Regulierte Pensionskassen lägen in der direkten Verantwortung von Arbeitgebern und Arbeitnehmern. Sie seien als Non-Profit-Einrichtungen ausschließlich zur Alterssicherung der Mitarbeiter organisiert und verzichteten vollständig auf einen kostentreibenden Vertriebseinsatz. Sämtliche Erträge dieser Einrichtungen würden zugunsten der versicherten Arbeitnehmer verwendet. Leider würden nach Auffassung des Verbandes der Firmenpensionskassen diese bestehenden Merkmale der regulierten Pensionskassen im Gesetzentwurf nicht berücksichtigt.

Stattdessen würden Pensionskassen laut Gesetzentwurf (erste Fassung) durch den notwendigen Beitritt in eine Protektor-Lösung direkt dem Solvency II-Regime der Lebensversicherungsunternehmen unterworfen. Diese sei jedoch für Sozialeinrichtungen, die frei von Drittinteressen sind, völlig ungeeignet und würde zu deutlich höheren Kosten und im Ergebnis zu niedrigeren Versorgungsleistungen führen.

Mit der im aktuellen Diskussionsvorschlag formulierten Lösung würde eine gesetzliche Lösung geschaffen, die zwar Pensionskassen und Pensionsfonds als Durchführungswege im Sinn habe, jedoch stattdessen ideale Bedingungen für gewinnorientiert agierende Finanzdienstleister schaffe.

Die dringend notwendige Ausweitung und Verbreitung einer ausreichenden Alterssicherung werde mit diesem Gesetzentwurf ebenfalls nicht erreicht.

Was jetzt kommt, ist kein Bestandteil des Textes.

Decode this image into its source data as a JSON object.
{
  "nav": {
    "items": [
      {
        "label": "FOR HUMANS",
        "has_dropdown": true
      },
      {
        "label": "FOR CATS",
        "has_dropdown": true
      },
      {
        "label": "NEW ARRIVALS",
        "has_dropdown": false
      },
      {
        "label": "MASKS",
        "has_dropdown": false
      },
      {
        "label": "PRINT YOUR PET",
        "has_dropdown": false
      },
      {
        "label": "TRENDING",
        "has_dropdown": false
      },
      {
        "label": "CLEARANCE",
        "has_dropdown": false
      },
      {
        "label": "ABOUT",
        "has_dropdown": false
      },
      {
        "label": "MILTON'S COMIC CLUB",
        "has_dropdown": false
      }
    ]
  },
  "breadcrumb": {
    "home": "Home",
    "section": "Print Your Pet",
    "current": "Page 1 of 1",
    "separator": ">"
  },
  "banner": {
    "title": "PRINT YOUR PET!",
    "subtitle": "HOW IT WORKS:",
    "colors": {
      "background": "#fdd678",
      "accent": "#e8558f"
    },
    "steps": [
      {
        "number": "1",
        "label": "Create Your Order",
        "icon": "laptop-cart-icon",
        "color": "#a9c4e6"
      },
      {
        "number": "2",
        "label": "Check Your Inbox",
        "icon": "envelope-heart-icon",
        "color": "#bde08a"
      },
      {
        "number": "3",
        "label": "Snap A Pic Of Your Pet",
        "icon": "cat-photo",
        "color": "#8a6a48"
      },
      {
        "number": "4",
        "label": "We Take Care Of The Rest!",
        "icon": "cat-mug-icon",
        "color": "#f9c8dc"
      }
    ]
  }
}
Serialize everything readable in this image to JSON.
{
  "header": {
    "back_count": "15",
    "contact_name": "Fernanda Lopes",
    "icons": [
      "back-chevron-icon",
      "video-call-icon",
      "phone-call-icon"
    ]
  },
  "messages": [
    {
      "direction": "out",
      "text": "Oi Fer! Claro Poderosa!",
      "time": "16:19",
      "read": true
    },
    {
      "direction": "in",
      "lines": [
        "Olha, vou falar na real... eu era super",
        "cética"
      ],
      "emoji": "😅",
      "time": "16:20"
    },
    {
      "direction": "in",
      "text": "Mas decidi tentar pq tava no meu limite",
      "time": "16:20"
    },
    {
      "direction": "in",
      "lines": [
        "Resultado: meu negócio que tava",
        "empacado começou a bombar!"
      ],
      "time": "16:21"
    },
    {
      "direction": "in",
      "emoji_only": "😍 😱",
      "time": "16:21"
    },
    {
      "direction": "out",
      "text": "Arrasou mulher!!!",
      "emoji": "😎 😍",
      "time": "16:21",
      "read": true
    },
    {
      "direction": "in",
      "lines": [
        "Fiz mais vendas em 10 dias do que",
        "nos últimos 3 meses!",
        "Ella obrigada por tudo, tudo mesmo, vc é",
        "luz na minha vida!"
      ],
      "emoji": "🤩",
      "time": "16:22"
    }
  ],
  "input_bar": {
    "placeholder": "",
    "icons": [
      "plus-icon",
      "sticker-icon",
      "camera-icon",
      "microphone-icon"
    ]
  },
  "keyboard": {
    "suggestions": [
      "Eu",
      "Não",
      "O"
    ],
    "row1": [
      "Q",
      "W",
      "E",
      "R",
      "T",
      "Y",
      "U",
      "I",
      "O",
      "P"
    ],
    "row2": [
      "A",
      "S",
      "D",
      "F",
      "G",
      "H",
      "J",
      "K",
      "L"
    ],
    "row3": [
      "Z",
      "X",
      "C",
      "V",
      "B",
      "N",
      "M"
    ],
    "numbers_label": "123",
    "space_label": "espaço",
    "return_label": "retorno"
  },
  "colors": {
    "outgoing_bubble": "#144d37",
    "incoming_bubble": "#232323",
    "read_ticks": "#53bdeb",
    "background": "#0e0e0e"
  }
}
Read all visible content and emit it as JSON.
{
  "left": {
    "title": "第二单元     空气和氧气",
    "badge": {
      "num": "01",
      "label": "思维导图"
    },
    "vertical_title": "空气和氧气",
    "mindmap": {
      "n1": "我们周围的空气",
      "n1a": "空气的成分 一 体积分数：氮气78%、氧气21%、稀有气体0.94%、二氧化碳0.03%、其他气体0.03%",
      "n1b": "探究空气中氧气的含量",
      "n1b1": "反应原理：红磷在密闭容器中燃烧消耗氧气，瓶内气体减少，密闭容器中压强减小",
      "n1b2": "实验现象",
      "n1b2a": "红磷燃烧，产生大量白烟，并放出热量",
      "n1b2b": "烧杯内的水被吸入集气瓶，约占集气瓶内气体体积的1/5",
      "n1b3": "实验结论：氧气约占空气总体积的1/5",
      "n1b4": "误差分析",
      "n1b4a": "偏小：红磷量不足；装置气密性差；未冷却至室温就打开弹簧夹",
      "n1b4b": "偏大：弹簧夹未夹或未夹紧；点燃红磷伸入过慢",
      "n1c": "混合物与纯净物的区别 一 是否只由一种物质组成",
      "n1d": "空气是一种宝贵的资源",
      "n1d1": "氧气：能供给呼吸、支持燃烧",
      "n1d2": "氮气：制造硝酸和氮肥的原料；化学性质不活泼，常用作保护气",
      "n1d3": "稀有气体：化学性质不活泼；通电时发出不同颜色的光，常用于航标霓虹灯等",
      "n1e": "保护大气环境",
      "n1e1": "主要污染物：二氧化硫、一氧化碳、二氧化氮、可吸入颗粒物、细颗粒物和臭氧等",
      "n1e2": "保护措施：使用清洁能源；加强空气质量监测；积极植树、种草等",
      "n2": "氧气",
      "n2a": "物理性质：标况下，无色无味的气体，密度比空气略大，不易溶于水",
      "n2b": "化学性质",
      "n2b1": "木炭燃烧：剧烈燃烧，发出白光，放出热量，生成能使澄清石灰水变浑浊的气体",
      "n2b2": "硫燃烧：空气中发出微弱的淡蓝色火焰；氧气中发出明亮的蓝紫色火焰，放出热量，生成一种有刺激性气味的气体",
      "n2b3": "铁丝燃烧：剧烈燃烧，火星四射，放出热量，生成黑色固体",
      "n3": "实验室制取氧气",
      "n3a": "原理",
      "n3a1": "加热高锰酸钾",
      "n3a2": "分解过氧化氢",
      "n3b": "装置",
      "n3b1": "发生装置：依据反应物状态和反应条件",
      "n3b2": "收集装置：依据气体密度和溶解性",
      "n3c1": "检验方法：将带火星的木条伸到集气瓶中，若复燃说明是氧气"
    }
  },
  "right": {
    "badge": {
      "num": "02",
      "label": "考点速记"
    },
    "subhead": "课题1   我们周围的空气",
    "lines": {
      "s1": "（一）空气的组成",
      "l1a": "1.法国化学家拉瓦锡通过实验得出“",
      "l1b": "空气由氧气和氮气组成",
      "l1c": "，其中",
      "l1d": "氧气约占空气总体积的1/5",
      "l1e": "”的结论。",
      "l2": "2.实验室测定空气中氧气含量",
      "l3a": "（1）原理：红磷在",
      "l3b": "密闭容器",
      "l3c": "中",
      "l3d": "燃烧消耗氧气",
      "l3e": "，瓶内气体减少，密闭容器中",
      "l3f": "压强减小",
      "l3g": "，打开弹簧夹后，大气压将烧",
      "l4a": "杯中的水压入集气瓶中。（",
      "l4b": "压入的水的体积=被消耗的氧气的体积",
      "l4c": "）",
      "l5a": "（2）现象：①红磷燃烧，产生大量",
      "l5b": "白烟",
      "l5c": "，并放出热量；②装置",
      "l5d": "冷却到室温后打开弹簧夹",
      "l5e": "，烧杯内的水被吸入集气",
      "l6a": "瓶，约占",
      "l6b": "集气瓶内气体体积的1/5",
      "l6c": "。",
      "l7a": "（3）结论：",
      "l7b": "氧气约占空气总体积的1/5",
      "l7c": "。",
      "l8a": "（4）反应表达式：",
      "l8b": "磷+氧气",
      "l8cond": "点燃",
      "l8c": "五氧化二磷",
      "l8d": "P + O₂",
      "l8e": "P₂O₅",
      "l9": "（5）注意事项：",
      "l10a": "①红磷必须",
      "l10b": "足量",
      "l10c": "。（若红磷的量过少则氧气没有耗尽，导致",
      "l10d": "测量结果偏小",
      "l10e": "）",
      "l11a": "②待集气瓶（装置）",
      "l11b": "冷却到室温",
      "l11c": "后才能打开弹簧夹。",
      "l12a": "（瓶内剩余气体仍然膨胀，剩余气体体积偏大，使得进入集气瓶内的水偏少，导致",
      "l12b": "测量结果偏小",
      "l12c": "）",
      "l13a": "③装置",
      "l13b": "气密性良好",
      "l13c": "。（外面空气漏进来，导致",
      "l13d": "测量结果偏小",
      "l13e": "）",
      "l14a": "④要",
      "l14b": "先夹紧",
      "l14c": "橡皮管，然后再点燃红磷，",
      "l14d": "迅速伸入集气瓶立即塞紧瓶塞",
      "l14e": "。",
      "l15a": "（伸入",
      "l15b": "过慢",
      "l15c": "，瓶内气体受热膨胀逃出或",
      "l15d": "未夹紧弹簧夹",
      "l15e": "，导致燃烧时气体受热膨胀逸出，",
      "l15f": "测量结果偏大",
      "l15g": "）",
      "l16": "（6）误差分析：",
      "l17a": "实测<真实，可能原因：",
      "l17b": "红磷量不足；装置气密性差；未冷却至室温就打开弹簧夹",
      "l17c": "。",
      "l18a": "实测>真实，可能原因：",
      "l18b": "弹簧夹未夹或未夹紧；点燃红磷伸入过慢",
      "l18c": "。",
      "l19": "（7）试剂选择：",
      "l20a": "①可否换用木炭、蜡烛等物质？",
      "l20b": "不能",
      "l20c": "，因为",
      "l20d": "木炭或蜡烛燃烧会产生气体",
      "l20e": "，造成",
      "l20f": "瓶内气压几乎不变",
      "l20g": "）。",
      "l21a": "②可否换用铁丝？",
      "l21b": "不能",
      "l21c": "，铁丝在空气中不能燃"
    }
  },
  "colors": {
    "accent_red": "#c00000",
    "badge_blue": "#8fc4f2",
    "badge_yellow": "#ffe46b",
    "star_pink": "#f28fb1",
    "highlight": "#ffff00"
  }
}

Gerade die Einbeziehung kleiner und mittlerer Einkommen in die kapitalgedeckte Altersversorgung werde weiterhin massiv behindert.

Erst kürzlich hatte das Bundessozialgericht in Kassel die Doppelverbeitragung von Leistungen, die aus zusätzlichen freiwilligen Zahlungen von Arbeitnehmern resultieren, für rechtens erklärt. Die Begründung: Das entspreche der Gesetzeslage. Faktisch bedeute das weiterhin, dass Rentner, die ihre Leistungen aus freiwilligen Zahlungen oder aus Riester-Verträgen von Pensionskassen bezögen, volle Beiträge zur gesetzlichen Krankenversicherung bezahlen müssten. Wer seine Riester-Leistungen von einer Lebensversicherung beziehe, müsse keine Beiträge entrichten. Das sei eine gesetzliche Schieflage, die inhaltlich nicht zu rechtfertigen sei.

Der VFPK fordere die Politik auf, den guten Gedanken, die kollektive sozialpartnerschaftliche bAV zu stärken, konsequent weiter zu gehen und gemeinsam mit den bestehenden sozialpartnerschaftlichen Einrichtungen Rahmenbedingungen zu gestalten, die tatsächlich geeignet seien, die Teilnahme an der bAV signifikant zu erhöhen.

Dazu gehöre

  • die Abschaffung der Doppelverbeitragung,

  • die Abschaffung der Anrechnung der bAV-Leistungen auf die Grundsicherung im Alter, wovon die Bezieher kleiner und mittlerer Einkommen überdurchschnittlich stark betroffen seien.

Sinnvoll wäre es zudem, gerade für die Bezieher von kleinen und mittleren Einkommen die Zulagenförderung deutlich zu verbreitern. Wie andere Investitionen kosteten auch diese Maßnahmen Geld. Den Return on Investment erhalte die Gesellschaft dann, wenn – so der VFPK – künftige Rentnergenerationen in der Lage sein würden, unabhängig von Transferleistungen ihren Lebensunterhalt zu finanzieren. Nur hiermit könne das Armutsrisiko breiter Rentnerschichten künftig vermieden werden.